Mam słabość do pięknych przedmiotów użytkowych. Lubię się nimi zachwycać, oglądać, dotykać. Lubię je mieć, chociaż najczęściej wiążą się one nierozerwalnie z luksusem, a ten jest drogi. Tak samo, jak ten notebook od HP, który wykonany został z 18-karatowego złota i zostanie w limitowanej ilości wylicytowany w maju na festiwalu filmowym w Cannes na rzecz fundacji Nelsona Mandeli. Ale Amerykanie dostarczą go również na rynek dla szerszych odbiorców. A to oznacza tylko jedno – mam od teraz potężny ból głowy (tak – chodzi o cenę, ale o niej niżej)!

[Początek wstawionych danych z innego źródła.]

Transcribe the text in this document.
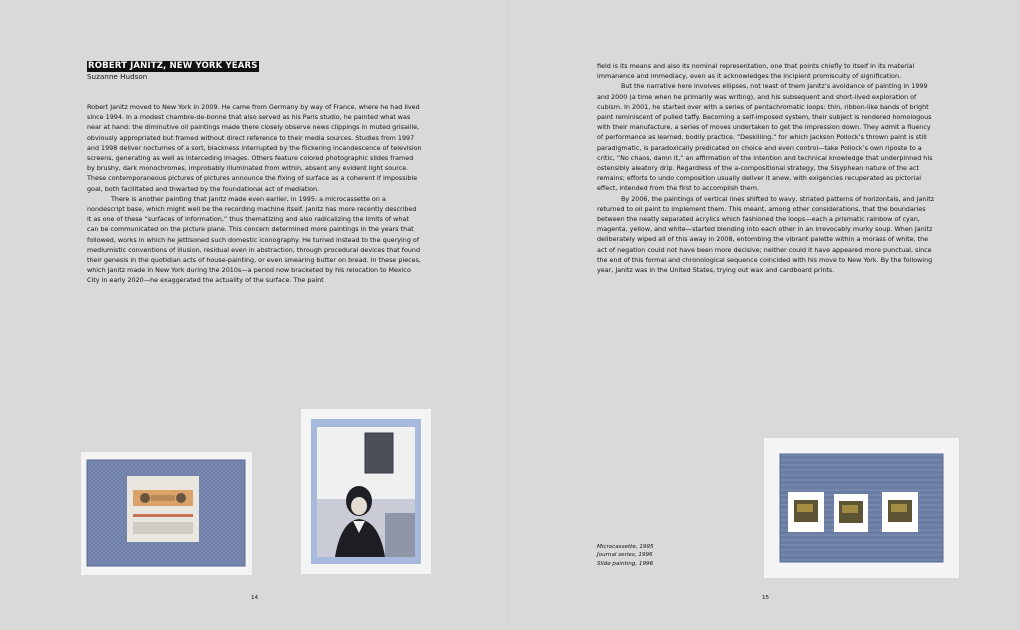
ROBERT JANITZ, NEW YORK YEARS
Suzanne Hudson

Robert Janitz moved to New York in 2009. He came from Germany by way of France, where he had lived since 1994. In a modest chambre-de-bonne that also served as his Paris studio, he painted what was near at hand: the diminutive oil paintings made there closely observe news clippings in muted grisaille, obviously appropriated but framed without direct reference to their media sources. Studies from 1997 and 1998 deliver nocturnes of a sort, blackness interrupted by the flickering incandescence of television screens, generating as well as interceding images. Others feature colored photographic slides framed by brushy, dark monochromes, improbably illuminated from within, absent any evident light source. These contemporaneous pictures of pictures announce the fixing of surface as a coherent if impossible goal, both facilitated and thwarted by the foundational act of mediation.

There is another painting that Janitz made even earlier, in 1995: a microcassette on a nondescript base, which might well be the recording machine itself. Janitz has more recently described it as one of these “surfaces of information,” thus thematizing and also radicalizing the limits of what can be communicated on the picture plane. This concern determined more paintings in the years that followed, works in which he jettisoned such domestic iconography. He turned instead to the querying of mediumistic conventions of illusion, residual even in abstraction, through procedural devices that found their genesis in the quotidian acts of house-painting, or even smearing butter on bread. In these pieces, which Janitz made in New York during the 2010s—a period now bracketed by his relocation to Mexico City in early 2020—he exaggerated the actuality of the surface. The paint

field is its means and also its nominal representation, one that points chiefly to itself in its material immanence and immediacy, even as it acknowledges the incipient promiscuity of signification.

But the narrative here involves ellipses, not least of them Janitz’s avoidance of painting in 1999 and 2000 (a time when he primarily was writing), and his subsequent and short-lived exploration of cubism. In 2001, he started over with a series of pentachromatic loops: thin, ribbon-like bands of bright paint reminiscent of pulled taffy. Becoming a self-imposed system, their subject is rendered homologous with their manufacture, a series of moves undertaken to get the impression down. They admit a fluency of performance as learned, bodily practice. “Deskilling,” for which Jackson Pollock’s thrown paint is still paradigmatic, is paradoxically predicated on choice and even control—take Pollock’s own riposte to a critic, “No chaos, damn it,” an affirmation of the intention and technical knowledge that underpinned his ostensibly aleatory drip. Regardless of the a-compositional strategy, the Sisyphean nature of the act remains; efforts to undo composition usually deliver it anew, with exigencies recuperated as pictorial effect, intended from the first to accomplish them.

By 2006, the paintings of vertical lines shifted to wavy, striated patterns of horizontals, and Janitz returned to oil paint to implement them. This meant, among other considerations, that the boundaries between the neatly separated acrylics which fashioned the loops—each a prismatic rainbow of cyan, magenta, yellow, and white—started blending into each other in an irrevocably murky soup. When Janitz deliberately wiped all of this away in 2008, entombing the vibrant palette within a morass of white, the act of negation could not have been more decisive; neither could it have appeared more punctual, since the end of this formal and chronological sequence coincided with his move to New York. By the following year, Janitz was in the United States, trying out wax and cardboard prints.

Microcassette, 1995
Journal series, 1996
Slide painting, 1996
14	15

HP Spectre Special Edition jest laptopem wyjątkowym. Producent zaprosił do jego stworzenia Torda Boontje oraz Jess Hannah, którzy zajmują się projektowaniem luksusowych i biżuteryjnych produktów. Przyznam, że mam ogromną słabość do takich inicjatyw. Dość, że sam zdecydowałem się na nabycie Asusa NX90JQ, czyli produktu zaprojektowanego przez brytyjskiego designera przemysłowego – Dawida Lewisa, który jest również autorem licznych wzorniczych koncepcji głośników Bang&Olufsen. A właściwie był, bo odszedł w 2011 roku. Dodam tylko, że NX90 trafił na rynek rok wcześniej, a więc miałem ogromne szczęście móc pracować na produkcie, który wyszedł spod tak wybitnej ręki.

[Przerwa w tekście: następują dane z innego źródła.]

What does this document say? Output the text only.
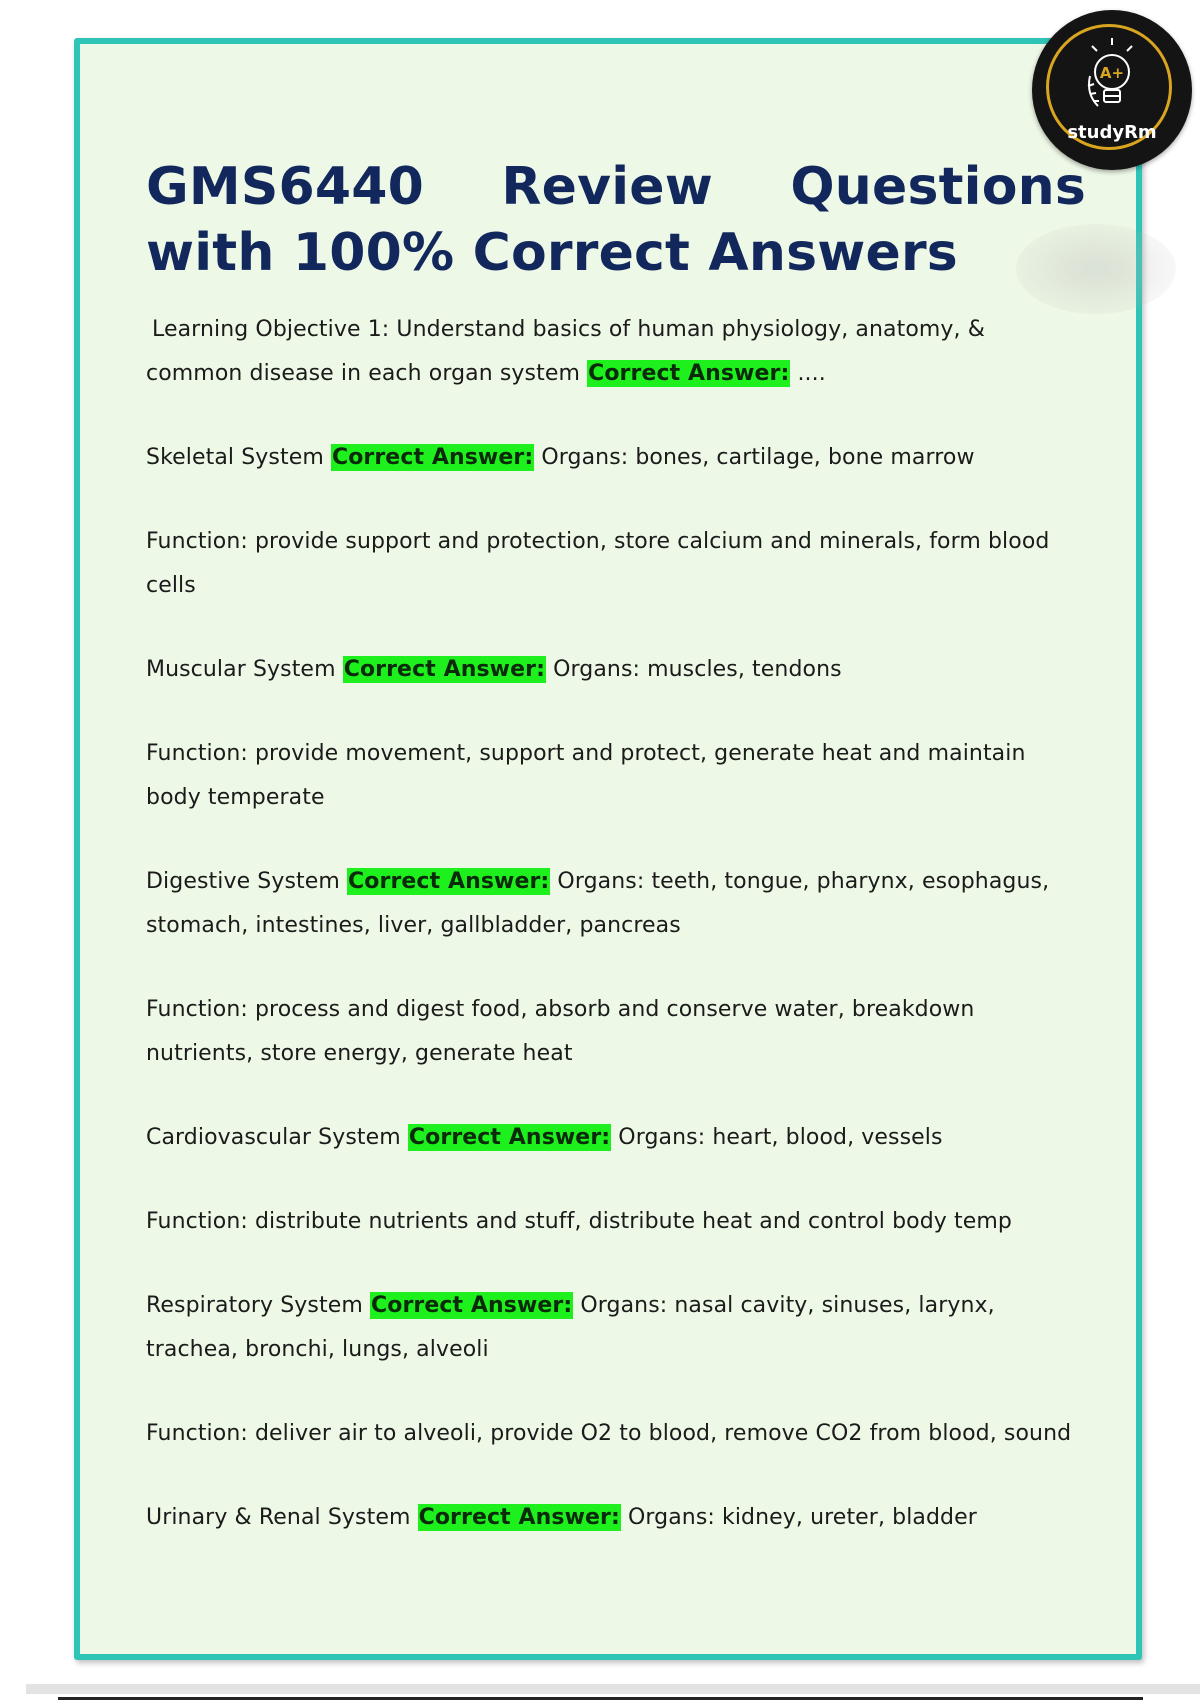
GMS6440 Review Questions with 100% Correct Answers

Learning Objective 1: Understand basics of human physiology, anatomy, & common disease in each organ system Correct Answer: ....

Skeletal System Correct Answer: Organs: bones, cartilage, bone marrow

Function: provide support and protection, store calcium and minerals, form blood cells

Muscular System Correct Answer: Organs: muscles, tendons

Function: provide movement, support and protect, generate heat and maintain body temperate

Digestive System Correct Answer: Organs: teeth, tongue, pharynx, esophagus, stomach, intestines, liver, gallbladder, pancreas

Function: process and digest food, absorb and conserve water, breakdown nutrients, store energy, generate heat

Cardiovascular System Correct Answer: Organs: heart, blood, vessels

Function: distribute nutrients and stuff, distribute heat and control body temp

Respiratory System Correct Answer: Organs: nasal cavity, sinuses, larynx, trachea, bronchi, lungs, alveoli

Function: deliver air to alveoli, provide O2 to blood, remove CO2 from blood, sound

Urinary & Renal System Correct Answer: Organs: kidney, ureter, bladder

A+
studyRm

Piękny, wykonany niemal w całości z polerowanego aluminium, cholernie ciężki, ale zarazem efektowny i z potężnymi podzespołami. Oczywiście NX90 był/jest zupełnie inną klasą sprzętu, aniżeli zaprezentowany właśnie przez HP Sprectre. Amerykanie stworzyli bowiem najcieńszego notebooka na świecie, którego grubość wynosi 10,4mm! Wiem – nie chce się w to wierzyć. Produkt Asusa był po prostu multimedialną maszyną do wyciskania siódmych potów z aplikacji graficznych, gier i filmów. Spectre to inne przeznaczenie. Całkowicie inne.
Przede wszystkim biznesowe oraz mobilne. Ultracienki, ultralekki, superszybki, z ekranem o przekątnej 13 cali, chronionym szkłem Gorilla Glass, rozdzielczością Full HD i matrycą IPS. Wariantywnie Spectre dostępny będzie z procesorem Intela Core i5 lub i7, pamięcią RAM do 8GB oraz trzema portami USB typu C. Podświetlana klawiatura, szklany gładzik, system audio od Bang&Olufsen oraz polimerowa, hybrydowa bateria (podzielona na cztery części w celu maksymalizacji wydajności), pracująca do 9h na jednym ładowaniu – WOW! Absolutny total!
Jestem zachwycony. Cholernie. I przejęty, bo cena tego sprzętu będzie zaczynać się od… 1169 dol., co w złotówkach po dzisiejszym kursie wynosi nieco ponad 4370zł! Sądzę, że to baaardzo przyzwoita cena, jak a taki sprzęt, chociaż wiadomo – nasze ceny będą mrożące krew w żyłach… Niemniej HP Spectre skutecznie studzi moje uwielbienie do linii Surface od Microsoftu. Oczywiście to również fantastyczne produkty, niemniej wykonanie i możliwości Spectre nie pozostawiają złudzeń – zdecydowanie bardziej opłaca się zainwestować w niego, aniżeli w sprzęt z Redmond.
Oj tak – zdecydowanie nie spodziewałem się, że będę miał taki ból głowy dzisiaj… A z drugiej strony… Ekstra – to fenomenalny produkt, nie odstaje od najnowocześniejszych standardów, a do tego wprowadza HP na nowy poziom wzorniczy, bowiem do tej pory wszystko, co ta firma wypuściła było nie w moim guście.